Do objects use their bounds to cull each other, or is only the camera used by default? If they do, how can I disable this?
Can I pass an arbitrary bounding volume (BoundingSphere, BoundingHexahedron, etc.) to the culling system to be used for culling geoms in the scene?
I’m looking to reduce the amount of geometry that is not “visible” but still making it through to draw.

Panda automatically computes a bounding volume for all nodes, and uses this to cull against the view frustum. The automatic bounding volume is not necessarily the smallest possible bounding volume, but it’s chosen as a good compromise between tightness and ease of computation. You can replace the bounding volume on a given node with a volume of your own specifications.

You can also reveal the bounding volumes; nodePath.showBounds() shows the bounding volume for a particular node. If you call it on a GeomNode, it also shows the bounding volume for each of the Geoms within the GeomNode, which is what all of the parent bounding volumes are indirectly based off.

You can also show the effectiveness of Panda’s bounding volume culling with base.oobeCull(). This is like base.oobe(), the “out-of-body experience” that allows you to view the scene from a point of view outside of the normal camera’s point of view, except that it leaves the culling as if the point-of-view were still in the original position. You can see objects pop in and out on the edges of the view frustum. If too much is being drawn, it may mean your bounding volumes are too large, or you have too many objects consolidated into one.

If you really want to experiment with setting your own bounding volumes, you can use nodePath.node().setBounds(myBoundingVolume). Usually myBoundingVolume is a BoundingSphere that you construct.

David

There is also config variable : bounds-type
Description :
Specify the type of bounding volume that is created automatically by Panda to enclose geometry. Use ‘sphere’ or ‘box’, or use ‘best’ to let Panda decide which is most appropriate.

Sorry I should have been more precise.
I’m not so much concerned with the objects outside the camera’s view (this is working fine), but with objects that should be occluded due to being behind something.

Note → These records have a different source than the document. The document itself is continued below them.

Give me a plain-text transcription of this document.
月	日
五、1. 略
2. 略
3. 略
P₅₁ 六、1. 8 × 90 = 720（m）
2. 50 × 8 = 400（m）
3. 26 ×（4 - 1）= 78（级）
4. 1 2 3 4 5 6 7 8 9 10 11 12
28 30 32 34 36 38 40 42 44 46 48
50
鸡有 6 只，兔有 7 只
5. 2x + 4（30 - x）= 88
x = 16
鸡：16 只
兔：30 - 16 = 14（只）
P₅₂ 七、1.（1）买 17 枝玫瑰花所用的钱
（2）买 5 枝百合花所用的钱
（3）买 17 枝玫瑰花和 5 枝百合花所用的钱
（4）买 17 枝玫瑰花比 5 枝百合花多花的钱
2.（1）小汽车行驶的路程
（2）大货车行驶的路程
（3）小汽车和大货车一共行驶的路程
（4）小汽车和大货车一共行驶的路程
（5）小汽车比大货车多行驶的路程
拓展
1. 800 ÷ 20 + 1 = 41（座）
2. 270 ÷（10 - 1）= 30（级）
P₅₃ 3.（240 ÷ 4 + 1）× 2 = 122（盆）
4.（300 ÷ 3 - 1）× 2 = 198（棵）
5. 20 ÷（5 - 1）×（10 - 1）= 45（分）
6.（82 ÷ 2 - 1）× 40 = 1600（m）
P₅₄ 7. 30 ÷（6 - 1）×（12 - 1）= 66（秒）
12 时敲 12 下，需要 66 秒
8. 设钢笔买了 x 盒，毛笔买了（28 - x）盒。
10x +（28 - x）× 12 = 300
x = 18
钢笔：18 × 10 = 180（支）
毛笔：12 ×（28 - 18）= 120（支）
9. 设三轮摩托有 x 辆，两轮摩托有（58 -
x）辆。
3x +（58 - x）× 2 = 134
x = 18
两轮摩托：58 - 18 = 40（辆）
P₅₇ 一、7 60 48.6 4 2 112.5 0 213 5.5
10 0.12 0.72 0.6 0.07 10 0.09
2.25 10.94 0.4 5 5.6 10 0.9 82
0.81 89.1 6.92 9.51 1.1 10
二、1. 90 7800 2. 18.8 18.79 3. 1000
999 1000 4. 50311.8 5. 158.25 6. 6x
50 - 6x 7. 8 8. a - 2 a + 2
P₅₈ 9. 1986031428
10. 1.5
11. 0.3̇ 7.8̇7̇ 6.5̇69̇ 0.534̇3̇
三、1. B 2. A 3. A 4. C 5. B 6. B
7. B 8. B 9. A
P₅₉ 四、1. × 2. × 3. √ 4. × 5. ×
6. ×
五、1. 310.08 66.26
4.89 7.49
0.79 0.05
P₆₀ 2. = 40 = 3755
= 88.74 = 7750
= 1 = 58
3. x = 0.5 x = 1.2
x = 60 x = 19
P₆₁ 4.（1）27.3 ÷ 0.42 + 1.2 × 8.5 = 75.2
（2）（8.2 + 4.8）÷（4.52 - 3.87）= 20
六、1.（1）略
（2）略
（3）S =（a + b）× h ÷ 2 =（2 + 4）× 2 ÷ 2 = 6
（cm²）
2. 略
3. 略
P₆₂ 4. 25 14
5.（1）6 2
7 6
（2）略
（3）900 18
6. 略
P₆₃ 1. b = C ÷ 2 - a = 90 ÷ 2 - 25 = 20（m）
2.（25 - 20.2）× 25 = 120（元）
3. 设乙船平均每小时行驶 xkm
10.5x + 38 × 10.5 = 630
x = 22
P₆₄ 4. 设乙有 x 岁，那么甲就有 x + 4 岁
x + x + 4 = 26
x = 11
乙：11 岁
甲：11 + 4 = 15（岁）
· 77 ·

For example in a city setting most of the objects in the camera view don’t need to be drawn because they are behind a large building.

That’s called occlusion culling. It is not supported in general by Panda automatically. There is a specific occlusion culling algorithm called cell-portal visibility that Panda does support; this requires some by-hand setup work on your part–try searching the forums for this.

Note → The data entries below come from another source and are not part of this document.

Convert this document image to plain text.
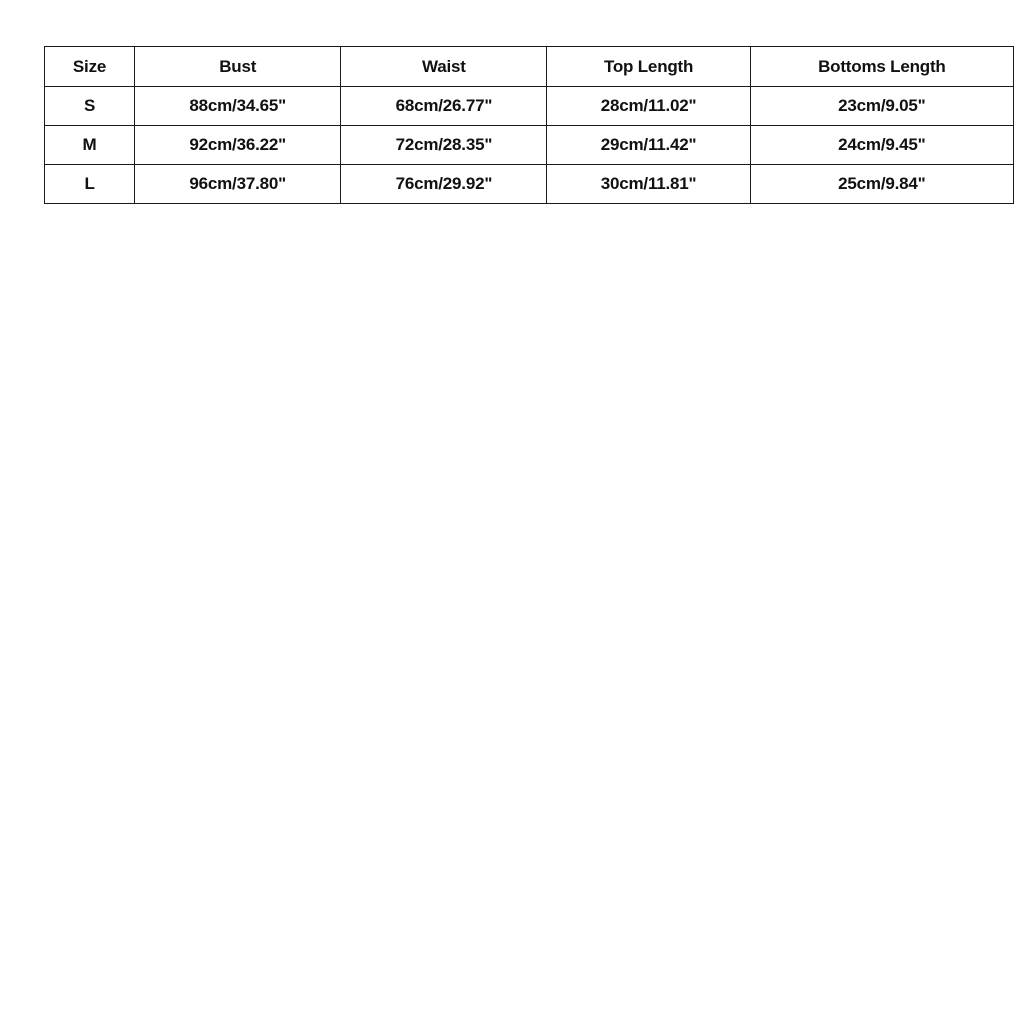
Size	Bust	Waist	Top Length	Bottoms Length
S	88cm/34.65"	68cm/26.77"	28cm/11.02"	23cm/9.05"
M	92cm/36.22"	72cm/28.35"	29cm/11.42"	24cm/9.45"
L	96cm/37.80"	76cm/29.92"	30cm/11.81"	25cm/9.84"
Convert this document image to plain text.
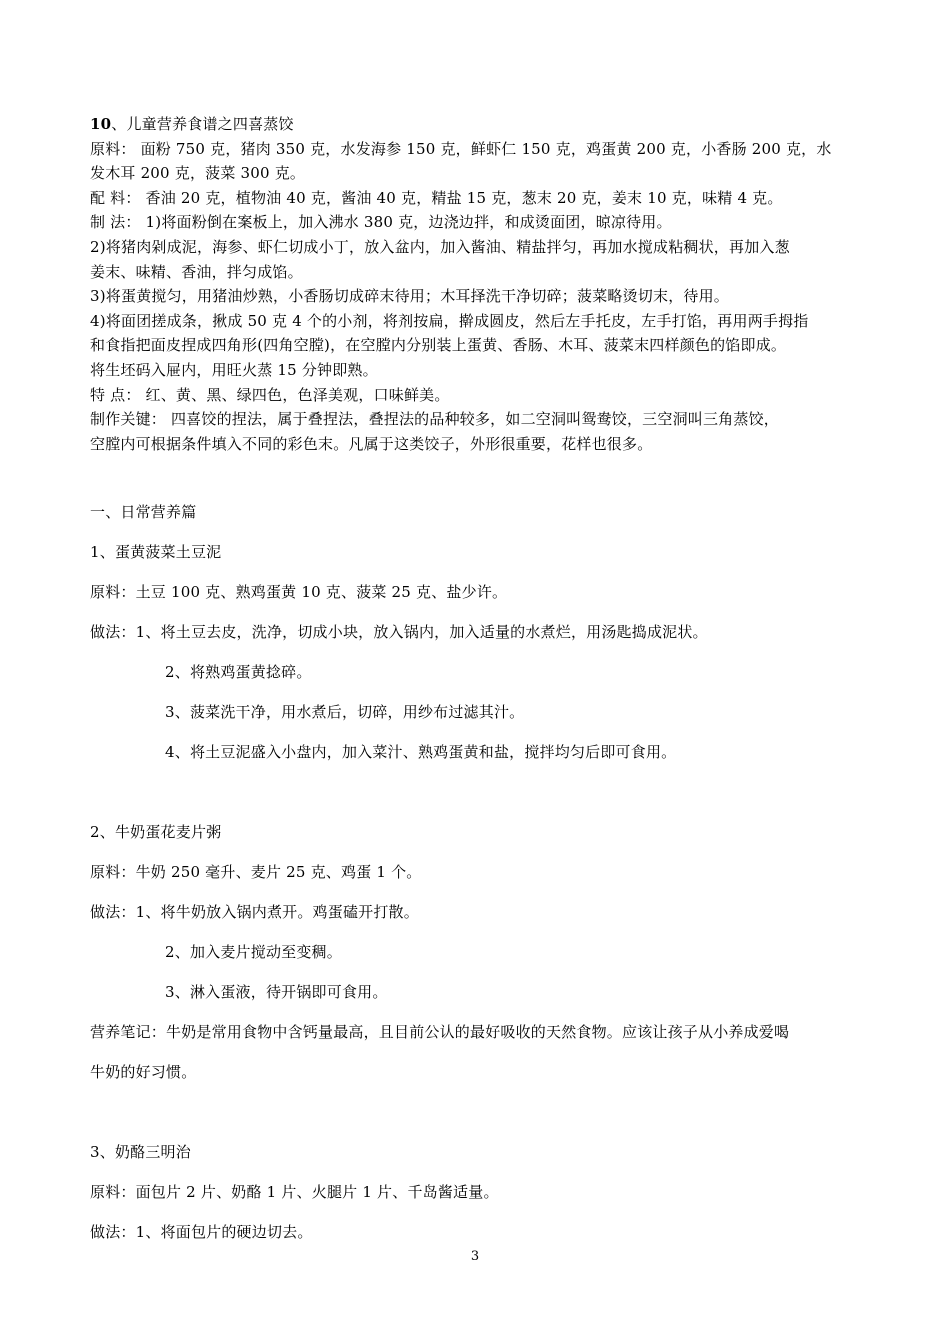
10、儿童营养食谱之四喜蒸饺

原料： 面粉 750 克，猪肉 350 克，水发海参 150 克，鲜虾仁 150 克，鸡蛋黄 200 克，小香肠 200 克，水

发木耳 200 克，菠菜 300 克。

配 料： 香油 20 克，植物油 40 克，酱油 40 克，精盐 15 克，葱末 20 克，姜末 10 克，味精 4 克。

制 法： 1)将面粉倒在案板上，加入沸水 380 克，边浇边拌，和成烫面团，晾凉待用。

2)将猪肉剁成泥，海参、虾仁切成小丁，放入盆内，加入酱油、精盐拌匀，再加水搅成粘稠状，再加入葱

姜末、味精、香油，拌匀成馅。

3)将蛋黄搅匀，用猪油炒熟，小香肠切成碎末待用；木耳择洗干净切碎；菠菜略烫切末，待用。

4)将面团搓成条，揪成 50 克 4 个的小剂，将剂按扁，擀成圆皮，然后左手托皮，左手打馅，再用两手拇指

和食指把面皮捏成四角形(四角空膛)，在空膛内分别装上蛋黄、香肠、木耳、菠菜末四样颜色的馅即成。

将生坯码入屉内，用旺火蒸 15 分钟即熟。

特 点： 红、黄、黑、绿四色，色泽美观，口味鲜美。

制作关键： 四喜饺的捏法，属于叠捏法，叠捏法的品种较多，如二空洞叫鸳鸯饺，三空洞叫三角蒸饺，

空膛内可根据条件填入不同的彩色末。凡属于这类饺子，外形很重要，花样也很多。

一、日常营养篇

1、蛋黄菠菜土豆泥

原料：土豆 100 克、熟鸡蛋黄 10 克、菠菜 25 克、盐少许。

做法：1、将土豆去皮，洗净，切成小块，放入锅内，加入适量的水煮烂，用汤匙捣成泥状。

2、将熟鸡蛋黄捻碎。

3、菠菜洗干净，用水煮后，切碎，用纱布过滤其汁。

4、将土豆泥盛入小盘内，加入菜汁、熟鸡蛋黄和盐，搅拌均匀后即可食用。

2、牛奶蛋花麦片粥

原料：牛奶 250 毫升、麦片 25 克、鸡蛋 1 个。

做法：1、将牛奶放入锅内煮开。鸡蛋磕开打散。

2、加入麦片搅动至变稠。

3、淋入蛋液，待开锅即可食用。

营养笔记：牛奶是常用食物中含钙量最高，且目前公认的最好吸收的天然食物。应该让孩子从小养成爱喝

牛奶的好习惯。

3、奶酪三明治

原料：面包片 2 片、奶酪 1 片、火腿片 1 片、千岛酱适量。

做法：1、将面包片的硬边切去。

3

Beyond that, you will have to write the appropriate algorithms into your application, typically based on a priori knowledge about your scene (for instance, on common approach is based on a table lookup: when my avatar is standing here, it means I can see these things).

David

teedee, i don’t think occlusion culling is supported in panda3d.

would be a cool feature to add…

Yeah. Though it should be noted that occlusion culling is hard to do well in general. There exist general-purpose occlusion-culling algorithms, but they usually have severe limitations, or they don’t give good performance. You’re almost always better off using a priori knowledge anyway.

Of course, that can be a lot of work, and if there were something you could just “turn on” to make it happen, even if it were less than optimal, that would be swell. It may happen one day. Patches are welcome. :wink:

David

Ah I see. A system I used previously allowed quads to be placed in the world for the purpose of occlusion culling.
I will likely implement something similar to this tested only against expensive objects like skinned models and the like.
I render the scene from multiple camera views, so I’ll have to use masks to hide the objects on only certain cameras.

you could do raycasting (colliding objects with rays) for detecting visibility and for speeding up something like the bounding-volumes but inside the objects (so they are propably quite small).
this obviously doesnt work well with transparent objects so they should be ignored.